Besonders bemerkenswert ist auch der Umstand, dass im Zuge der 2019 aufkommenden Demonstrationen bzw. Schulstreiks zur Klimarettung auch Angehörige linksextremer Organisationen als Proponenten auftreten. Beispielsweise ist die unter anderem in einem Artikel von oe24.at vom 20. Dezember 2019 als Organisatorin der „Fridays For Future“-Bewegung, welche freitägliche Schulstreiks im gesamten Bundesgebiet durchführt, auftretende Lena Schilling gleichzeitig auch Aktivistin der Organisation „Linkswende jetzt!“, wie auf deren Homepage ersichtlich ist.

Insgesamt weist damit das linksextreme Spektrum hohe Komplexität, Vernetzung und strukturelle, aktivistische sowie thematische Vielfalt auf, welche stets einer genauen Betrachtung unterzogen werden muss.

 

 

In diesem Zusammenhang stellen die unterfertigten Abgeordneten an den Bundesminister für Inneres folgende

 

 

Anfrage

1.    Wie lautet die konkrete Definition von Linksextremismus, welche den Einschätzungen des BMI bzw.
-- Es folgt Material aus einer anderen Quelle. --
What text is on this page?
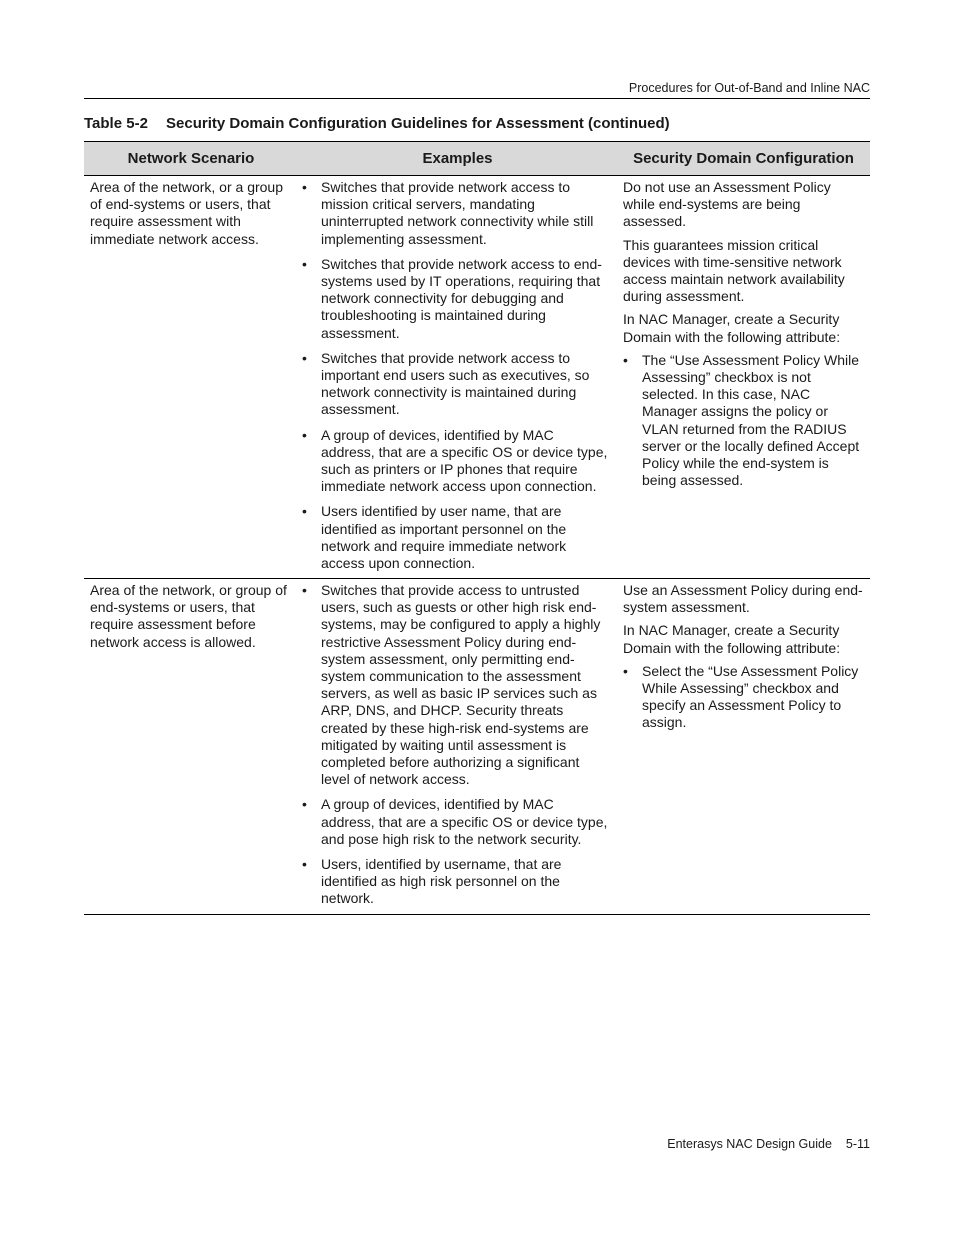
Procedures for Out-of-Band and Inline NAC
Table 5-2 Security Domain Configuration Guidelines for Assessment (continued)
Network Scenario	Examples	Security Domain Configuration
Area of the network, or a group of end-systems or users, that require assessment with immediate network access.
• Switches that provide network access to mission critical servers, mandating uninterrupted network connectivity while still implementing assessment.
• Switches that provide network access to end-systems used by IT operations, requiring that network connectivity for debugging and troubleshooting is maintained during assessment.
• Switches that provide network access to important end users such as executives, so network connectivity is maintained during assessment.
• A group of devices, identified by MAC address, that are a specific OS or device type, such as printers or IP phones that require immediate network access upon connection.
• Users identified by user name, that are identified as important personnel on the network and require immediate network access upon connection.

Do not use an Assessment Policy while end-systems are being assessed.

This guarantees mission critical devices with time-sensitive network access maintain network availability during assessment.

In NAC Manager, create a Security Domain with the following attribute:

• The “Use Assessment Policy While Assessing” checkbox is not selected. In this case, NAC Manager assigns the policy or VLAN returned from the RADIUS server or the locally defined Accept Policy while the end-system is being assessed.
Area of the network, or group of end-systems or users, that require assessment before network access is allowed.
• Switches that provide access to untrusted users, such as guests or other high risk end-systems, may be configured to apply a highly restrictive Assessment Policy during end-system assessment, only permitting end-system communication to the assessment servers, as well as basic IP services such as ARP, DNS, and DHCP. Security threats created by these high-risk end-systems are mitigated by waiting until assessment is completed before authorizing a significant level of network access.
• A group of devices, identified by MAC address, that are a specific OS or device type, and pose high risk to the network security.
• Users, identified by username, that are identified as high risk personnel on the network.

Use an Assessment Policy during end-system assessment.

In NAC Manager, create a Security Domain with the following attribute:

• Select the “Use Assessment Policy While Assessing” checkbox and specify an Assessment Policy to assign.
Enterasys NAC Design Guide 5-11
BVT zugrunde liegt?

2.    Von wem wurde diese Definition erarbeitet?

3.    Welche aktuell aktiven Organisationen werden als linksextrem eingestuft?
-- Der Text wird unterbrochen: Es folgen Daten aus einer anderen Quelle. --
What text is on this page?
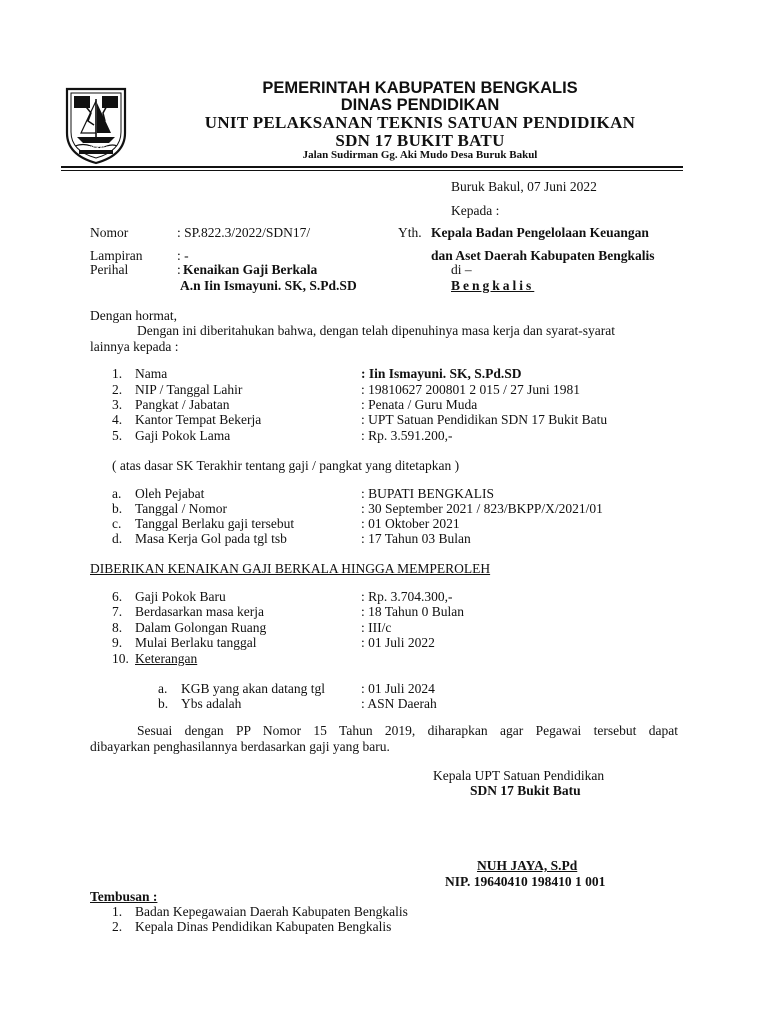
BENGKALIS
PEMERINTAH KABUPATEN BENGKALIS
DINAS PENDIDIKAN
UNIT PELAKSANAN TEKNIS SATUAN PENDIDIKAN
SDN 17 BUKIT BATU
Jalan Sudirman Gg. Aki Mudo Desa Buruk Bakul
Buruk Bakul, 07 Juni 2022
Kepada :
Nomor	: SP.822.3/2022/SDN17/	Yth. Kepala Badan Pengelolaan Keuangan
Lampiran	: -	dan Aset Daerah Kabupaten Bengkalis
Perihal	: Kenaikan Gaji Berkala	di –
A.n Iin Ismayuni. SK, S.Pd.SD	Bengkalis
Dengan hormat,
Dengan ini diberitahukan bahwa, dengan telah dipenuhinya masa kerja dan syarat-syarat
lainnya kepada :
1. Nama	: Iin Ismayuni. SK, S.Pd.SD
2. NIP / Tanggal Lahir	: 19810627 200801 2 015 / 27 Juni 1981
3. Pangkat / Jabatan	: Penata / Guru Muda
4. Kantor Tempat Bekerja	: UPT Satuan Pendidikan SDN 17 Bukit Batu
5. Gaji Pokok Lama	: Rp. 3.591.200,-
( atas dasar SK Terakhir tentang gaji / pangkat yang ditetapkan )
a. Oleh Pejabat	: BUPATI BENGKALIS
b. Tanggal / Nomor	: 30 September 2021 / 823/BKPP/X/2021/01
c. Tanggal Berlaku gaji tersebut	: 01 Oktober 2021
d. Masa Kerja Gol pada tgl tsb	: 17 Tahun 03 Bulan
DIBERIKAN KENAIKAN GAJI BERKALA HINGGA MEMPEROLEH
6. Gaji Pokok Baru	: Rp. 3.704.300,-
7. Berdasarkan masa kerja	: 18 Tahun 0 Bulan
8. Dalam Golongan Ruang	: III/c
9. Mulai Berlaku tanggal	: 01 Juli 2022
10. Keterangan
a. KGB yang akan datang tgl	: 01 Juli 2024
b. Ybs adalah	: ASN Daerah
Sesuai dengan PP Nomor 15 Tahun 2019, diharapkan agar Pegawai tersebut dapat
dibayarkan penghasilannya berdasarkan gaji yang baru.
Kepala UPT Satuan Pendidikan
SDN 17 Bukit Batu
NUH JAYA, S.Pd
NIP. 19640410 198410 1 001
Tembusan :
1. Badan Kepegawaian Daerah Kabupaten Bengkalis
2. Kepala Dinas Pendidikan Kabupaten Bengkalis
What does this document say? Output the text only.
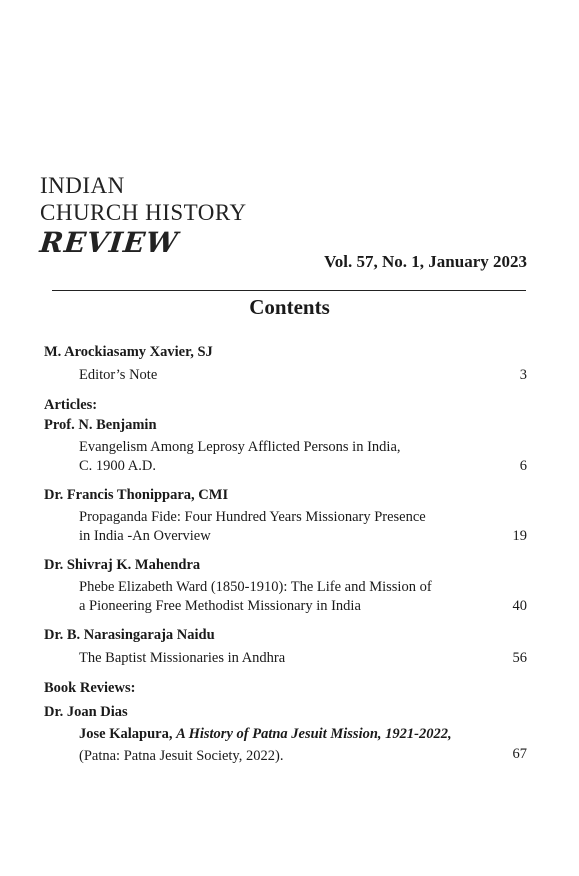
INDIAN
CHURCH HISTORY
REVIEW
Vol. 57, No. 1, January 2023
Contents
M. Arockiasamy Xavier, SJ
Editor’s Note	3
Articles:
Prof. N. Benjamin
Evangelism Among Leprosy Afflicted Persons in India,
C. 1900 A.D.	6
Dr. Francis Thonippara, CMI
Propaganda Fide: Four Hundred Years Missionary Presence
in India -An Overview	19
Dr. Shivraj K. Mahendra
Phebe Elizabeth Ward (1850-1910): The Life and Mission of
a Pioneering Free Methodist Missionary in India	40
Dr. B. Narasingaraja Naidu
The Baptist Missionaries in Andhra	56
Book Reviews:
Dr. Joan Dias
Jose Kalapura, A History of Patna Jesuit Mission, 1921-2022,
(Patna: Patna Jesuit Society, 2022).	67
4.    Wie viele von linksextremen Organisationen veranstaltete Demonstrationen und Kundgebungen fanden jeweils in den Jahren 2015, 2016, 2017, 2018 und 2019 statt, gegliedert nach Bundesländern?

5.    Wie viele Polizisten wurden während ihres Einsatzes bei linksextremen Demonstrationen bzw. Kundgebungen unter linksextremer Beteiligung in den Jahren 2015, 2016, 2017, 2018 und 2019 jeweils verletzt?

6.    Zu wie vielen Identitätsfeststellungen durch die Exekutive kam es im Zuge derartiger Veranstaltungen in den Jahren 2015, 2016, 2017, 2018 und 2019 jeweils?

7.    Aus welchen vorwiegenden Gründen wurden diese durchgeführt?

8.    Befanden sich unter den festgestellten Identitäten auch öffentliche Amtsträger bzw. Inhaber politischer Mandate?

9.    Wenn ja, welche bzw. wie viele?

10.  Wie viele unangemeldete Kundgebungen bzw. Demonstrationen von linksextremen Gruppierungen wurden in den Jahren 2015, 2016, 2017, 2018 und 2019 von der Exekutive aufgelöst, gegliedert nach Bundesländern?

11. Wie oft kam es dabei zu gewalttätigen Ausschreitungen, gegliedert nach den genannten Jahren?

12. Wie viele Polizisten wurden im Zuge dieser Ausschreitungen jeweils verletzt?

13. Im Verfassungsschutzbericht 2018 wird die Methodik der Unterwanderung von demokratischen Organisationen wie Parteien und Gewerkschaften durch Linksextreme beschrieben, um welche handelt es sich dabei konkret?

14. Sind dem BMI bzw. BVT Aktivitäten linksextremer Gruppierungen und Organisationen im Rahmen von Klimaschutzbewegungen bekannt?

15. Wenn ja, inwiefern?

16. Auf welche Größe wird die linksextreme Szene in Österreich geschätzt?

17. Existieren Präventionsmaßnahmen in Richtung Linksextremismus bzw. sind solche geplant?

18. Falls ja, welche, wenn nein, warum nicht?